Les Ukrainiens y auraient vu "un effet d’opportunité" et décidé de "préempter l’attaque" en attaquant les premiers, poursuit le spécialiste:
"C'est astucieux, ils ont repris l’initiative alors que, depuis novembre 2023, la Russie imposait son tempo".
Des mouvements discrets
Du côté de la Russie, tout mouvement à la frontière aurait pu être interprété à tort comme une nouvelle posture défensive. L'armée ukrainienne divise effectivement parfois ses brigades en bataillons plus petits, dispersés sur le champ de bataille, et Soumy a longtemps été évoqué comme une zone où la Russie pourrait tenter d'ouvrir un nouveau front.

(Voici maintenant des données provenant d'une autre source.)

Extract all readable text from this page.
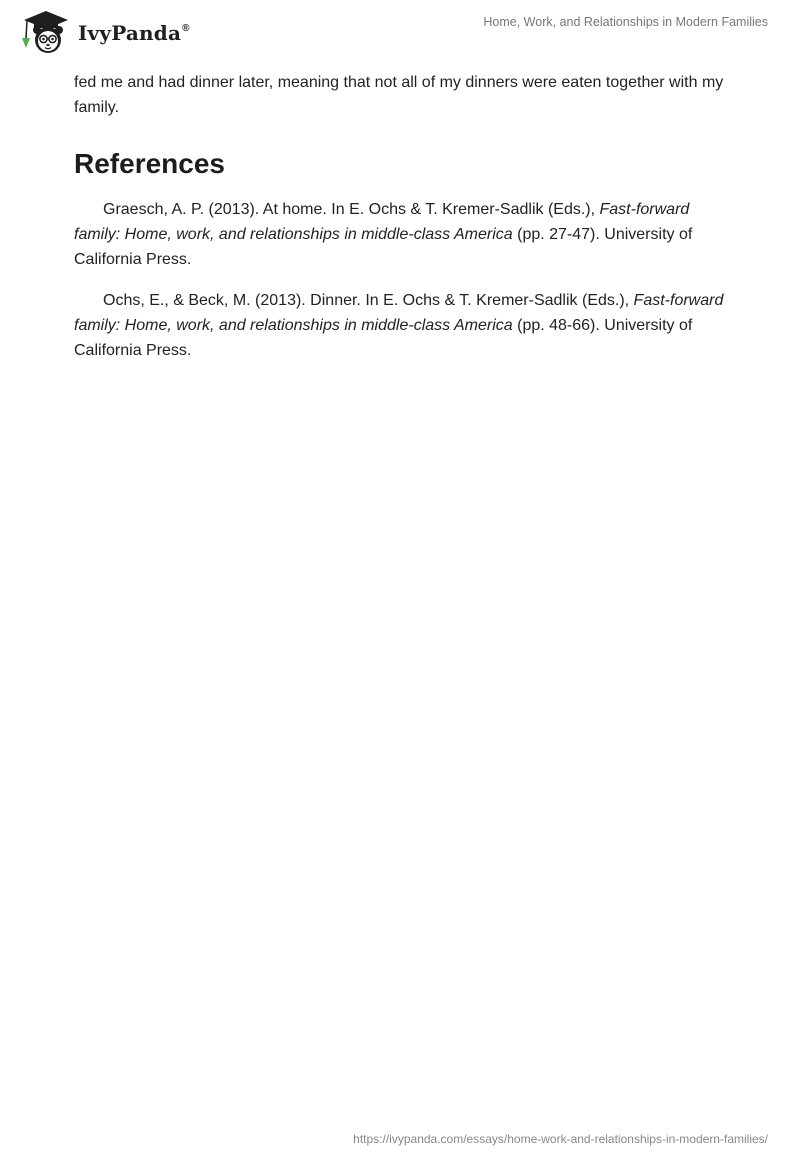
IvyPanda®	Home, Work, and Relationships in Modern Families

fed me and had dinner later, meaning that not all of my dinners were eaten together with my family.

References

Graesch, A. P. (2013). At home. In E. Ochs & T. Kremer-Sadlik (Eds.), Fast-forward family: Home, work, and relationships in middle-class America (pp. 27-47). University of California Press.

Ochs, E., & Beck, M. (2013). Dinner. In E. Ochs & T. Kremer-Sadlik (Eds.), Fast-forward family: Home, work, and relationships in middle-class America (pp. 48-66). University of California Press.

https://ivypanda.com/essays/home-work-and-relationships-in-modern-families/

L'Ukraine a déplacé des soldats dans la région de Soumy sous prétexte de s'entraîner et de récupérer de nouveaux équipements, a déclaré un gradé ukrainien au New York Times.
Des armes lourdes y ont été déployées et les soldats se sont entassés dans les maisons, cachés de la vue de tous. Les officiers ont même reçu pour consigne d'éviter de porter des uniformes militaires lorsqu'ils entraient dans les villes afin de ne pas attirer l'attention.
Une surprise même pour les alliés occidentaux
L'opération a surpris même les plus proches alliés de Kiev, y compris les États-Unis. En effet, l'armée ukrainienne martèle depuis des mois être à court de soldats et de munitions et est sur la défensive depuis l'échec de sa contre-offensive l'an dernier. Difficile d'imaginer que l'Ukraine puisse attaquer en territoire russe.
Les responsables ukrainiens sont restés muets sur la mission, notamment sur leur intention de tenir le terrain ou de se replier sur leurs défenses de leur côté de la frontière. Volodymyr Zelensky n'a reconnu publiquement l'opération que samedi pour la première fois. Selon les informations du New York Times les soldats ukrainiens n'étaient pas au courant du plan à l'avance.
"La Russie a apporté la guerre aux autres, et maintenant elle revient chez elle", a déclaré Volodymyr Zelensky ce de lundi soir.
Un haut responsable de la sécurité ukrainienne, sous couvert d'anonymat, a déclaré à l'agence de presse AFP: "Nous sommes à l'offensive. L'objectif est d'étirer les positions de l'ennemi, d'infliger un maximum de pertes et de déstabiliser la situation en Russie, qui n'est pas en mesure de protéger sa propre frontière".
Certains analystes estiment que l'Ukraine tenait à montrer à ses alliés occidentaux, et aux États-Unis en particulier, que leurs forces pouvaient continuer à se battre. L'opération a également modifié le récit de la guerre pour les Russes à l'intérieur du pays - il ne s'agit plus d'une lontaine "opération militaire spéciale", mais d'un conflit qui les affecte directement.
Des avancées notables
Selon Kiev, son armée a pris le contrôle de 74 localités russes de la région de Koursk, a fait "des centaines" de prisonniers parmi les soldats russes et revendique de plus de 1.000 kilomètres carrés en territoire ennemi.
"Ce sont essentiellement dans des zones très peu peuplées pour ne pas dire désertiques, les zones urbaines ne sont pas prises", précise Jérôme Clech.
Il s'agit de la plus vaste incursion d'une armée étrangère sur le sol russe depuis la fin de la Deuxième Guerre mondiale. L'armée ukrainienne n'avait pas tenté d'offensive notable en Russie depuis l'invasion de 2022, ou même de 2014. Des incursions avaient eu lieu à la frontière, mais avaient été revendiquées par des groupes paramilitaires russes dissidents.